I pay ~$400 but the government kicks in ~$350 too due to my low income. Its a Silver PPO plan and not bad, though, I haven't used it for anything serious yet. The Silver plans have extra subsidies so are usually better quality than bronze.

It also can be helpful to switch insurers if the plan is bad. My insurer up until last year was once decent but has gone downhill. They are also the dominant insurer in my area. The one I switched to this year is trying to gain market share in my area, so they seem to be a better deal, the plan is more generous and has less red tape.



When I was on the marketplace, I couldn't tell much difference between the metals. I'd pick a network, all the tiers covered only the mandatory stuff as best as I could see; really same deal with all the networks, but different providers. Higher tiers had higher premiums and lower deductables... for me, I just went with bronze because premiums + out of pocket max was lowest; I'm sure there's portions of the curve where care would cost less with a higher tier, but I figured lower cost with minimal use and lower cost with maximal use is pretty good.
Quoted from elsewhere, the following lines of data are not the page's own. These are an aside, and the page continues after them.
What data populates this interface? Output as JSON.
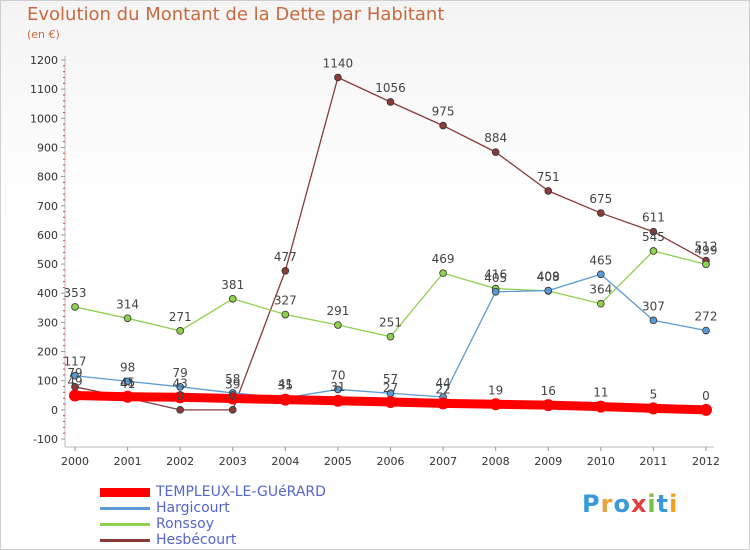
{
  "chart_data": {
    "type": "line",
    "title": "Evolution du Montant de la Dette par Habitant",
    "subtitle": "(en €)",
    "x": [
      "2000",
      "2001",
      "2002",
      "2003",
      "2004",
      "2005",
      "2006",
      "2007",
      "2008",
      "2009",
      "2010",
      "2011",
      "2012"
    ],
    "ylim": [
      -100,
      1200
    ],
    "yticks": [
      -100,
      0,
      100,
      200,
      300,
      400,
      500,
      600,
      700,
      800,
      900,
      1000,
      1100,
      1200
    ],
    "grid": false,
    "legend_position": "bottom-left",
    "series": [
      {
        "name": "TEMPLEUX-LE-GUéRARD",
        "color": "#ff0000",
        "values": [
          49,
          45,
          43,
          39,
          35,
          31,
          27,
          22,
          19,
          16,
          11,
          5,
          0
        ]
      },
      {
        "name": "Hargicourt",
        "color": "#5b9bd5",
        "values": [
          117,
          98,
          79,
          58,
          41,
          70,
          57,
          44,
          405,
          409,
          465,
          307,
          272
        ]
      },
      {
        "name": "Ronssoy",
        "color": "#8fd14f",
        "values": [
          353,
          314,
          271,
          381,
          327,
          291,
          251,
          469,
          416,
          408,
          364,
          545,
          499
        ]
      },
      {
        "name": "Hesbécourt",
        "color": "#8b3a3a",
        "values": [
          79,
          41,
          0,
          0,
          477,
          1140,
          1056,
          975,
          884,
          751,
          675,
          611,
          512
        ]
      }
    ],
    "point_labels": [
      {
        "series": 0,
        "labels": [
          "49",
          "45",
          "43",
          "39",
          "35",
          "31",
          "27",
          "22",
          "19",
          "16",
          "11",
          "5",
          "0"
        ]
      },
      {
        "series": 1,
        "labels": [
          "117",
          "98",
          "79",
          "58",
          "41",
          "70",
          "57",
          "44",
          "405",
          "409",
          "465",
          "307",
          "272"
        ]
      },
      {
        "series": 2,
        "labels": [
          "353",
          "314",
          "271",
          "381",
          "327",
          "291",
          "251",
          "469",
          "416",
          "408",
          "364",
          "545",
          "499"
        ]
      },
      {
        "series": 3,
        "labels": [
          "79",
          "41",
          "0",
          "0",
          "477",
          "1140",
          "1056",
          "975",
          "884",
          "751",
          "675",
          "611",
          "512"
        ]
      }
    ]
  },
  "logo": {
    "text": "Proxiti"
  }
}
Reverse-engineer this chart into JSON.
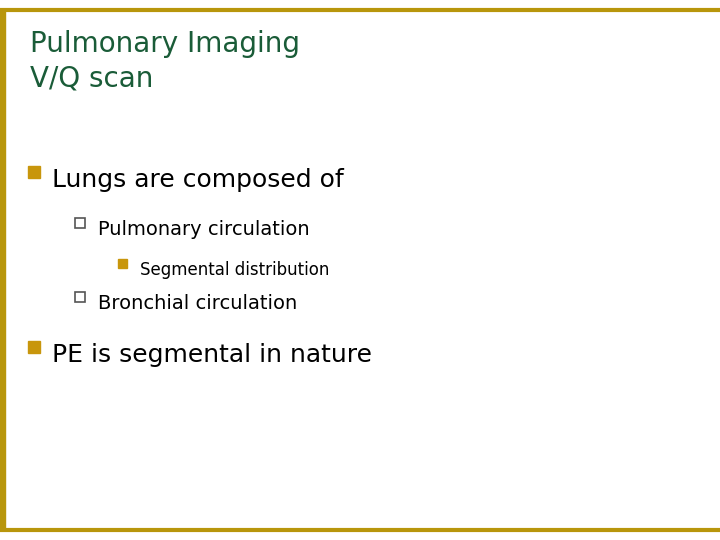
{
  "background_color": "#ffffff",
  "title_line1": "Pulmonary Imaging",
  "title_line2": "V/Q scan",
  "title_color": "#1a5c38",
  "title_fontsize": 20,
  "border_color": "#b8960c",
  "left_bar_color": "#b8960c",
  "bullet1_text": "Lungs are composed of",
  "bullet1_fontsize": 18,
  "bullet1_marker_color": "#c8960c",
  "sub_bullet1_text": "Pulmonary circulation",
  "sub_bullet1_fontsize": 14,
  "sub_sub_bullet1_text": "Segmental distribution",
  "sub_sub_bullet1_fontsize": 12,
  "sub_sub_bullet1_marker_color": "#c8960c",
  "sub_bullet2_text": "Bronchial circulation",
  "sub_bullet2_fontsize": 14,
  "bullet2_text": "PE is segmental in nature",
  "bullet2_fontsize": 18
}
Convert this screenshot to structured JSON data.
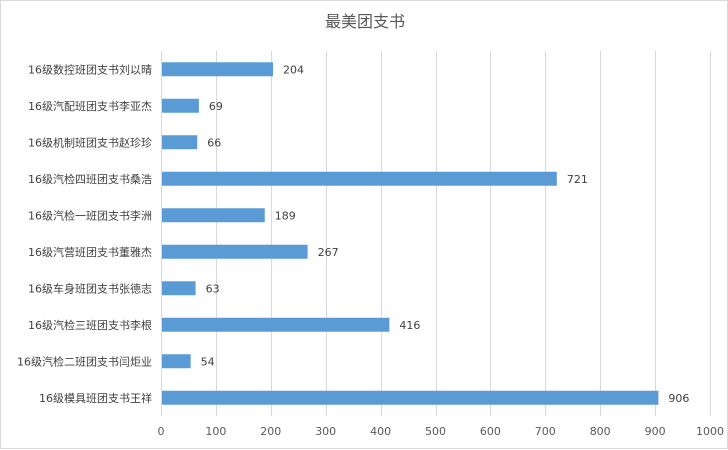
{
  "chart_data": {
    "type": "bar",
    "orientation": "horizontal",
    "title": "最美团支书",
    "xlabel": "",
    "ylabel": "",
    "xlim": [
      0,
      1000
    ],
    "x_ticks": [
      0,
      100,
      200,
      300,
      400,
      500,
      600,
      700,
      800,
      900,
      1000
    ],
    "grid": "vertical",
    "legend": "none",
    "bar_color": "#5B9BD5",
    "grid_color": "#D9D9D9",
    "categories": [
      "16级数控班团支书刘以晴",
      "16级汽配班团支书李亚杰",
      "16级机制班团支书赵珍珍",
      "16级汽检四班团支书桑浩",
      "16级汽检一班团支书李洲",
      "16级汽营班团支书董雅杰",
      "16级车身班团支书张德志",
      "16级汽检三班团支书李根",
      "16级汽检二班团支书闫炬业",
      "16级模具班团支书王祥"
    ],
    "values": [
      204,
      69,
      66,
      721,
      189,
      267,
      63,
      416,
      54,
      906
    ]
  }
}
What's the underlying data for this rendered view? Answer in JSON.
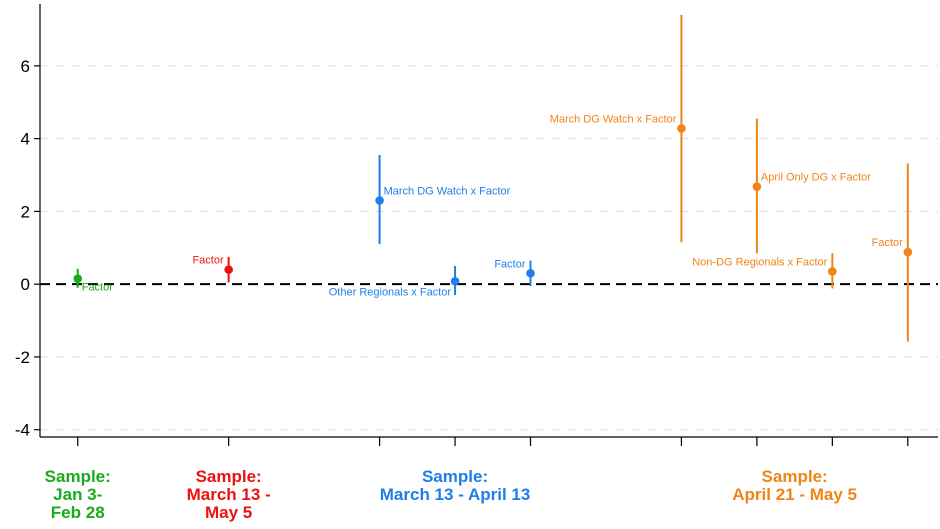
{
  "chart_data": {
    "type": "coefficient-plot",
    "title": "",
    "xlabel": "",
    "ylabel": "",
    "ylim": [
      -4.2,
      7.7
    ],
    "yticks": [
      -4,
      -2,
      0,
      2,
      4,
      6
    ],
    "ytick_labels": [
      "-4",
      "-2",
      "0",
      "2",
      "4",
      "6"
    ],
    "grid": true,
    "reference_line": 0,
    "x_ticks": [
      1,
      3,
      5,
      6,
      7,
      9,
      10,
      11,
      12
    ],
    "groups": [
      {
        "name_lines": [
          "Sample:",
          "Jan 3-",
          "Feb 28"
        ],
        "center": 1,
        "color": "#1aaa1a"
      },
      {
        "name_lines": [
          "Sample:",
          "March 13 -",
          "May 5"
        ],
        "center": 3,
        "color": "#ee1111"
      },
      {
        "name_lines": [
          "Sample:",
          "March 13 - April 13"
        ],
        "center": 6,
        "color": "#1f7ee8"
      },
      {
        "name_lines": [
          "Sample:",
          "April 21 - May 5"
        ],
        "center": 10.5,
        "color": "#f08516"
      }
    ],
    "points": [
      {
        "label": "Factor",
        "x": 1,
        "y": 0.15,
        "lo": -0.1,
        "hi": 0.42,
        "color": "#1aaa1a",
        "label_pos": "below-right"
      },
      {
        "label": "Factor",
        "x": 3,
        "y": 0.4,
        "lo": 0.05,
        "hi": 0.75,
        "color": "#ee1111",
        "label_pos": "above-left"
      },
      {
        "label": "March DG Watch x Factor",
        "x": 5,
        "y": 2.3,
        "lo": 1.1,
        "hi": 3.55,
        "color": "#1f7ee8",
        "label_pos": "above-right"
      },
      {
        "label": "Other Regionals x Factor",
        "x": 6,
        "y": 0.08,
        "lo": -0.3,
        "hi": 0.5,
        "color": "#1f7ee8",
        "label_pos": "below-left"
      },
      {
        "label": "Factor",
        "x": 7,
        "y": 0.3,
        "lo": -0.05,
        "hi": 0.65,
        "color": "#1f7ee8",
        "label_pos": "above-left"
      },
      {
        "label": "March DG Watch x Factor",
        "x": 9,
        "y": 4.28,
        "lo": 1.15,
        "hi": 7.4,
        "color": "#f08516",
        "label_pos": "above-left"
      },
      {
        "label": "April Only DG x Factor",
        "x": 10,
        "y": 2.68,
        "lo": 0.85,
        "hi": 4.55,
        "color": "#f08516",
        "label_pos": "above-right"
      },
      {
        "label": "Non-DG Regionals x Factor",
        "x": 11,
        "y": 0.35,
        "lo": -0.12,
        "hi": 0.85,
        "color": "#f08516",
        "label_pos": "above-left"
      },
      {
        "label": "Factor",
        "x": 12,
        "y": 0.88,
        "lo": -1.58,
        "hi": 3.32,
        "color": "#f08516",
        "label_pos": "above-left"
      }
    ]
  }
}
IMHO, health insurance makes it hard to do cost control of healthcare. Patients can't do it, because they won't know how much stuff costs until 6 months after service, so they can't really make decisions on cost. Providers can't do it either, they have even less idea of what things cost for patients, and they have an interest in providing more billable care. Insurance companies could do it, but denying care for economic reasons is hard, so they just go with denying care for beuracratic reasons; also, ACA insurers have revenue limits based on ratios to covered care, so covering more things allows them to get more revenue. Even government paid healthcare has trouble because everyone gets grumpy when they can't get all the care available.


The maximum you can make and receive any subsidy is absurdly low. I don't qualify for any government subsidies yet I'm the one actually paying real income tax.